The needle was probably a few cms long which I guess isn't the longest needle but when you are set to jam it into the back of your arm it is a bit worrying. The sensor widget comes in a little round attacher applicator mechanism a cylinder with a sort of spring loaded ring around a cavity with the aforementioned needle and disk in it. You put the device on the back of your arm and then press it down and it then plunges its way into the flesh and anchors itself with some sticking plaster stuff. Then you can connect to it with your phone it's bluetooth the app shows a graph of the levels and you can have the data automatically forwarded to your medical team.

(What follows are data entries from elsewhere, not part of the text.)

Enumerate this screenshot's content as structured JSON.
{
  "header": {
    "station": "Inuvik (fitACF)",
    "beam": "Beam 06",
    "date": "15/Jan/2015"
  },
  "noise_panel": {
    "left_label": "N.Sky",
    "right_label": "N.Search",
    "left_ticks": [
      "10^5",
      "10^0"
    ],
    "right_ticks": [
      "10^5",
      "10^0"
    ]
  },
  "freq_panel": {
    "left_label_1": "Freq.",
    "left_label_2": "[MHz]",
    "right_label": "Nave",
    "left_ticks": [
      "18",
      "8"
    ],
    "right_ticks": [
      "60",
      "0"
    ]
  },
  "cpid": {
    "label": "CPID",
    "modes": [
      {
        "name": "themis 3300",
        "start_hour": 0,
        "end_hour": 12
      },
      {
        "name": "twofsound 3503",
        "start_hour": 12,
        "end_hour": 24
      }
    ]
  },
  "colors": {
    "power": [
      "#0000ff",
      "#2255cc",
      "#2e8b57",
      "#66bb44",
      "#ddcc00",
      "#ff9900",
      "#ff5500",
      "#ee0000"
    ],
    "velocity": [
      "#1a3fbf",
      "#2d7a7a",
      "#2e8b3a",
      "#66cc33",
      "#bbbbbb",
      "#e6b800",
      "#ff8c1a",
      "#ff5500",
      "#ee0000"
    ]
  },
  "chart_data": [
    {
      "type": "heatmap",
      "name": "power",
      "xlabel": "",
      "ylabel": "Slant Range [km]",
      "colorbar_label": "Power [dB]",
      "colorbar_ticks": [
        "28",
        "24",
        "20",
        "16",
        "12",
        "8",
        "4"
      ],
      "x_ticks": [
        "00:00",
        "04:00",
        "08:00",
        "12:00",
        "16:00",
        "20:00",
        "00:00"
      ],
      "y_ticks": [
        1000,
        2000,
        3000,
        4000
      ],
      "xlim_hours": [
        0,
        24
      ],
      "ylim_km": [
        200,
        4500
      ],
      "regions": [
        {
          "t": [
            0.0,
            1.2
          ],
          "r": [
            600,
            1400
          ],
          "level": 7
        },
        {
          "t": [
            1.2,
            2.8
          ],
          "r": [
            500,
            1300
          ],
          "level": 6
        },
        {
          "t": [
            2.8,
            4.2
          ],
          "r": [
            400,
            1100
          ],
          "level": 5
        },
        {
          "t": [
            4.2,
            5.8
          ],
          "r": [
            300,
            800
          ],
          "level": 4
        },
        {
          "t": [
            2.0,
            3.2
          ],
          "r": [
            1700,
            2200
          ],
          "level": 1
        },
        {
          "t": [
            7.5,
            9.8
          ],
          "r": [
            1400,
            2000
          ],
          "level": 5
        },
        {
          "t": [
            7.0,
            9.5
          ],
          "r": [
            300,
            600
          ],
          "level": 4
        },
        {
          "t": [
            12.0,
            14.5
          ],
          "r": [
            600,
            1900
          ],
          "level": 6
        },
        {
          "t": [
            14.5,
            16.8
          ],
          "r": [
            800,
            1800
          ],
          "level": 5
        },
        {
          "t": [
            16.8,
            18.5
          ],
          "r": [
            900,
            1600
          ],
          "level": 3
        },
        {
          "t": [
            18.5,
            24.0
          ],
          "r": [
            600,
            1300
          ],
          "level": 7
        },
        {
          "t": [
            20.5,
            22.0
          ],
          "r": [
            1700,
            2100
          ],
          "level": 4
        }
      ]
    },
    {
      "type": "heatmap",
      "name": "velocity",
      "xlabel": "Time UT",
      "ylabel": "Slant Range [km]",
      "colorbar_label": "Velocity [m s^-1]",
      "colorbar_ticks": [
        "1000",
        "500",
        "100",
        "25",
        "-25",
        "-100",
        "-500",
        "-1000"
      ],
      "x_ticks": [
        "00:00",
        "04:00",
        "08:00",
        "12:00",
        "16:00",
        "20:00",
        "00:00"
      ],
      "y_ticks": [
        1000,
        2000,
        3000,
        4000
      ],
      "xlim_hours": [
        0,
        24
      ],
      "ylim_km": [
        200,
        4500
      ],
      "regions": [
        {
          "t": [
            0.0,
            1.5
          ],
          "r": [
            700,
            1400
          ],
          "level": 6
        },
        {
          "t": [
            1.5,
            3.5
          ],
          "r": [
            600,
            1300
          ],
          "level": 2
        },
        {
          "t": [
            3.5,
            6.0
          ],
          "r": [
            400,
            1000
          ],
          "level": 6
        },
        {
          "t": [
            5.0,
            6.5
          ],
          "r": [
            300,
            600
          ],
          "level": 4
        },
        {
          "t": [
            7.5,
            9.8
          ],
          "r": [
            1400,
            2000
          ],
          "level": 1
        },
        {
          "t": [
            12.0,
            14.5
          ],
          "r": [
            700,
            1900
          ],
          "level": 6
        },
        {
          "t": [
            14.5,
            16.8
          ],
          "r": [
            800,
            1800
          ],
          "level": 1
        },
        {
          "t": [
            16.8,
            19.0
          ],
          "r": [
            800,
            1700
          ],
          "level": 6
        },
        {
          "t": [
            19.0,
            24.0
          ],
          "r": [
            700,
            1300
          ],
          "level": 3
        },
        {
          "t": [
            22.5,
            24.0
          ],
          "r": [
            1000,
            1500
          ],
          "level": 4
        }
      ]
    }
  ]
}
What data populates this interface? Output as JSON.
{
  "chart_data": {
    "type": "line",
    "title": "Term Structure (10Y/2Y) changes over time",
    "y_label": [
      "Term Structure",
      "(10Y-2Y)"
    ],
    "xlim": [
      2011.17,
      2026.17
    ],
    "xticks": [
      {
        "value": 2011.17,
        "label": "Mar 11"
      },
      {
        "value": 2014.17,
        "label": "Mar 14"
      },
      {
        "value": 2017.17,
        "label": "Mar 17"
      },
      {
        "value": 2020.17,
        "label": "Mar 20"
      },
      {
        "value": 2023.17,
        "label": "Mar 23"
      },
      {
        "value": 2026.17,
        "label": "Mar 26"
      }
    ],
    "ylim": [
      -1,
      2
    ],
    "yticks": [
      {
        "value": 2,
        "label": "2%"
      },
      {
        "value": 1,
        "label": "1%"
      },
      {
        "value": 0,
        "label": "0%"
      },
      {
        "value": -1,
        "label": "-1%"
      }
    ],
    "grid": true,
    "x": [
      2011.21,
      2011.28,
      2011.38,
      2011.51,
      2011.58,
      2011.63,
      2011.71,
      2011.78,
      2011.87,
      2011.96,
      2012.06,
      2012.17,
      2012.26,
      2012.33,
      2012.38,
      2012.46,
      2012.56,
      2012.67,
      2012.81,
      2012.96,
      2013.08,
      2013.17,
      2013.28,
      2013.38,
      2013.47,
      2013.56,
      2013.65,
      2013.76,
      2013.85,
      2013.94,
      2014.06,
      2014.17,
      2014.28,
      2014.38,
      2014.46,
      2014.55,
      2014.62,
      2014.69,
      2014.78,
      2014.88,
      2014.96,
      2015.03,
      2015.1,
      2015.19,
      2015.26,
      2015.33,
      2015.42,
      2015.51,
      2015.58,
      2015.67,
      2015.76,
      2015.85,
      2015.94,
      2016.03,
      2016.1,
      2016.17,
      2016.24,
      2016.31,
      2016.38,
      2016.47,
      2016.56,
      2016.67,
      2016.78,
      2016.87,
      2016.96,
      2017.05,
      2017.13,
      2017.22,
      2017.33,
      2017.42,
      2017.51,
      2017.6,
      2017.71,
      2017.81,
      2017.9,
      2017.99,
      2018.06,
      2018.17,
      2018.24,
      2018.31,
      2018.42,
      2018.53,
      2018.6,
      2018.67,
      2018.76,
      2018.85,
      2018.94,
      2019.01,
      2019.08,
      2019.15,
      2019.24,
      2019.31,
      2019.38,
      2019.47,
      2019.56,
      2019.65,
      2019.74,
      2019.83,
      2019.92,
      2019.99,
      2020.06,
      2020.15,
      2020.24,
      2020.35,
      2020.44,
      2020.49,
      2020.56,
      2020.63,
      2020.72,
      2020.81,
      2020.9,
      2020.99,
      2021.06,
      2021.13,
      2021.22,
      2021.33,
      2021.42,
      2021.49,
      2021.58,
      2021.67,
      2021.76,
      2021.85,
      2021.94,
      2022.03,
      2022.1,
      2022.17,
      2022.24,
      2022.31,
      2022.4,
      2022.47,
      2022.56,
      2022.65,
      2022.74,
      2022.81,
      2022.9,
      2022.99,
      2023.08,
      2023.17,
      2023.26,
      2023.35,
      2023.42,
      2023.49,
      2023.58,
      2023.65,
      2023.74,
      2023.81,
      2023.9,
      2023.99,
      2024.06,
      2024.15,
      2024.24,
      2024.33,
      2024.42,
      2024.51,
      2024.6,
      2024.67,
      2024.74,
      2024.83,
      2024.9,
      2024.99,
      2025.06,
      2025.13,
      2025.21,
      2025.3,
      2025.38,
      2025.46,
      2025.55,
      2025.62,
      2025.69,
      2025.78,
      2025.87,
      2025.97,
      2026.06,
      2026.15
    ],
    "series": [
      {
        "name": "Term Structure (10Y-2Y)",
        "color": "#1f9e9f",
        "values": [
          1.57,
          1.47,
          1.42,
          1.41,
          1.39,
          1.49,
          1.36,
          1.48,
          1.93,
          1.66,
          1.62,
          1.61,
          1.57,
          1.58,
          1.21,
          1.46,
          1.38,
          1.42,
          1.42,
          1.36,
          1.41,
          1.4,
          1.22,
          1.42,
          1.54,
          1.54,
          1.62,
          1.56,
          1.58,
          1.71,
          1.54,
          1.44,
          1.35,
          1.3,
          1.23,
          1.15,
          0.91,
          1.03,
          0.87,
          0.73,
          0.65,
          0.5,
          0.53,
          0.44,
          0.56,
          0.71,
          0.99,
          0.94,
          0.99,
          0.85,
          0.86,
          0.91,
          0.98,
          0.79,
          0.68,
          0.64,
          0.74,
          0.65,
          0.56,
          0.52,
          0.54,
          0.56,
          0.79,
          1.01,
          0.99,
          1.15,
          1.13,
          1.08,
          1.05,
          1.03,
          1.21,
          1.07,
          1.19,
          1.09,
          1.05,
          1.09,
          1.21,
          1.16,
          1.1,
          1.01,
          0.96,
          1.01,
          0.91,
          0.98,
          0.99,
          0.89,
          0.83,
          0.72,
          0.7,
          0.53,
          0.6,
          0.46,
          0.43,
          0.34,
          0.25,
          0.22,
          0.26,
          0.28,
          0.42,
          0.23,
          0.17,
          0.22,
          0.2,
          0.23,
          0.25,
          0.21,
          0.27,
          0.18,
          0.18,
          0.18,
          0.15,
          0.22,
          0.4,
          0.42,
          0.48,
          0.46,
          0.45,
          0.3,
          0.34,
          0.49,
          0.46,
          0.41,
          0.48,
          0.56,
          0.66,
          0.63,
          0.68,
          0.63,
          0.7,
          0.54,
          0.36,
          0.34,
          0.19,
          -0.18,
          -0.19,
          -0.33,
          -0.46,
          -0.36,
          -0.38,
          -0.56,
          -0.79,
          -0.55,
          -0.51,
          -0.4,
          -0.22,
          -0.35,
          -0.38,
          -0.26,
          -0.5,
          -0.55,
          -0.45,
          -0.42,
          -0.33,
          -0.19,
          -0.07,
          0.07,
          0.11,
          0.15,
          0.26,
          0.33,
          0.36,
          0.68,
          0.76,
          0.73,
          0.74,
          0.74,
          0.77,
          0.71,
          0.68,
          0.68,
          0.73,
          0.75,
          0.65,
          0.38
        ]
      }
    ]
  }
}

The CGM was surprisingly painless going in and so far has stayed attached but then its only day one of 14 so we'll see. I did wonder after looking at it if I should have shaved the area of my arm before stabbifying. Now I get to obsessively watch a graph go up and down.
While I was there they went over my numbers from the blood machine and they've been trending somewhat down over the last few weeks which is encouraging. They even dropped the dose of insulin I should start with given the numbers are good and perhaps I can even get to the point where instead of insulin pills will be good so I'm feeling positive about the changes I've made thus far in diet and exercise.
So with this new medical implant I'm now more machine than man and my blood maybe less syrup than it was before so good progress.